Today there are various models of physician compensation. Where public health care is provided by the state (such as in the U.K. or Israel), medical personnel are remunerated by the government. Their salary includes Schar Batala and Schar Tircha and generally does not depend upon the number of patients they treat. It merely facilitates their activities, but does not remunerate them for each treatment they provide, and is therefore clearly permissible.
However, compensation for private or commercially-funded healthcare would appear to be more problematic, especially in a fee-for-service type of model. The payment made by a patient for an appointment or procedure is usually greater than could be justified as Schar Batala or Schar Tircha – how then is it permissible?
HaGaon Rav Asher Weiss Shlit”a offers three arguments to justify the practice:
- The study of medicine requires a great deal of investment. It is logical to say that a doctor may claim compensation for the costs and efforts that that he expended during his training.
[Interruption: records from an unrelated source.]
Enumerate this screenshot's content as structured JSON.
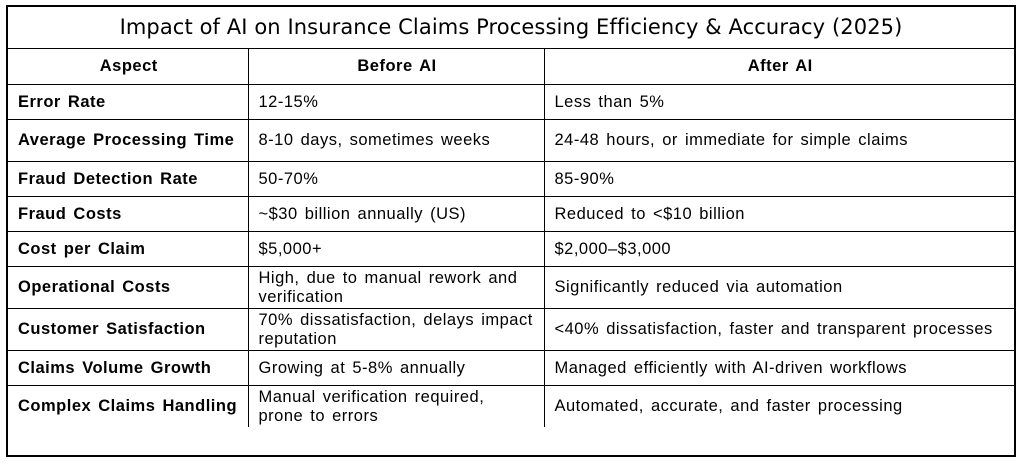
{
  "title": "Impact of AI on Insurance Claims Processing Efficiency & Accuracy (2025)",
  "columns": [
    "Aspect",
    "Before AI",
    "After AI"
  ],
  "rows": [
    {
      "aspect": "Error Rate",
      "before": "12-15%",
      "after": "Less than 5%"
    },
    {
      "aspect": "Average Processing Time",
      "before": "8-10 days, sometimes weeks",
      "after": "24-48 hours, or immediate for simple claims"
    },
    {
      "aspect": "Fraud Detection Rate",
      "before": "50-70%",
      "after": "85-90%"
    },
    {
      "aspect": "Fraud Costs",
      "before": "~$30 billion annually (US)",
      "after": "Reduced to <$10 billion"
    },
    {
      "aspect": "Cost per Claim",
      "before": "$5,000+",
      "after": "$2,000–$3,000"
    },
    {
      "aspect": "Operational Costs",
      "before": "High, due to manual rework and verification",
      "after": "Significantly reduced via automation"
    },
    {
      "aspect": "Customer Satisfaction",
      "before": "70% dissatisfaction, delays impact reputation",
      "after": "<40% dissatisfaction, faster and transparent processes"
    },
    {
      "aspect": "Claims Volume Growth",
      "before": "Growing at 5-8% annually",
      "after": "Managed efficiently with AI-driven workflows"
    },
    {
      "aspect": "Complex Claims Handling",
      "before": "Manual verification required, prone to errors",
      "after": "Automated, accurate, and faster processing"
    }
  ]
}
- We may invoke the rule of “Eis La’asos laShem, Heferu Sorosecha”, meaning that there are times when the Torah’s laws need to be set aside to avoid catastrophe. The Poskim permitted Rabbanim and disseminators of Torah to take a salary for their work due to the concern that the Torah would otherwise be forgotten. The same argument could be made in this case – if doctors would not be able to earn a decent wage nobody would study medicine.
- Above all, the custom for generations (since the time of the Gemara – see Bava Kama 85a & Sanhedrin 91a) has been to charge a fee for Refua. The Rosh (Tosfos haRosh, Brachos 60a) also clearly permits it. In monetary issues, when there is doubt about whom the Halacha follows, one may rely upon the prevailing custom.
In conclusion, even when a doctor is permitted to take a salary he should remember that the basis of the Torah’s prohibition on receiving remuneration for performing Mitzvos is the concept that a person should attempt to cleave to the ways of Hashem. This is a lofty accomplishment and frames the practice of medicine as an opportunity to fulfill the precept of “v’Holachto b’Drachav” that should not be squandered.
 All of the Rishonim and Acharonim agree that this rule applies not only to teaching Torah but also to the performance of Mitzvos (see the Ramban in Toras haAdam, Inyan haSakana).
 Though he may charge for the time spent teaching secular subjects.
 This argument is also invoked by the Rema (as cited above). However, the Rema uses it to justify the Halacha that we need not confiscate the fee of a doctor who wrongly charged a patient for the Refua itself whereas the Taz held that this argument is the basis for the Ramban’s leniency to charge Schar Tircha. Other Poskim hold that it is the basis for the leniency to charge Schar Batala, which is the simpler understanding of the Ramban as we have it.
 It is possible that the Taz would also agree that if no other doctor is as proficient as he is then it would not be considered a Mitzvas haKlal.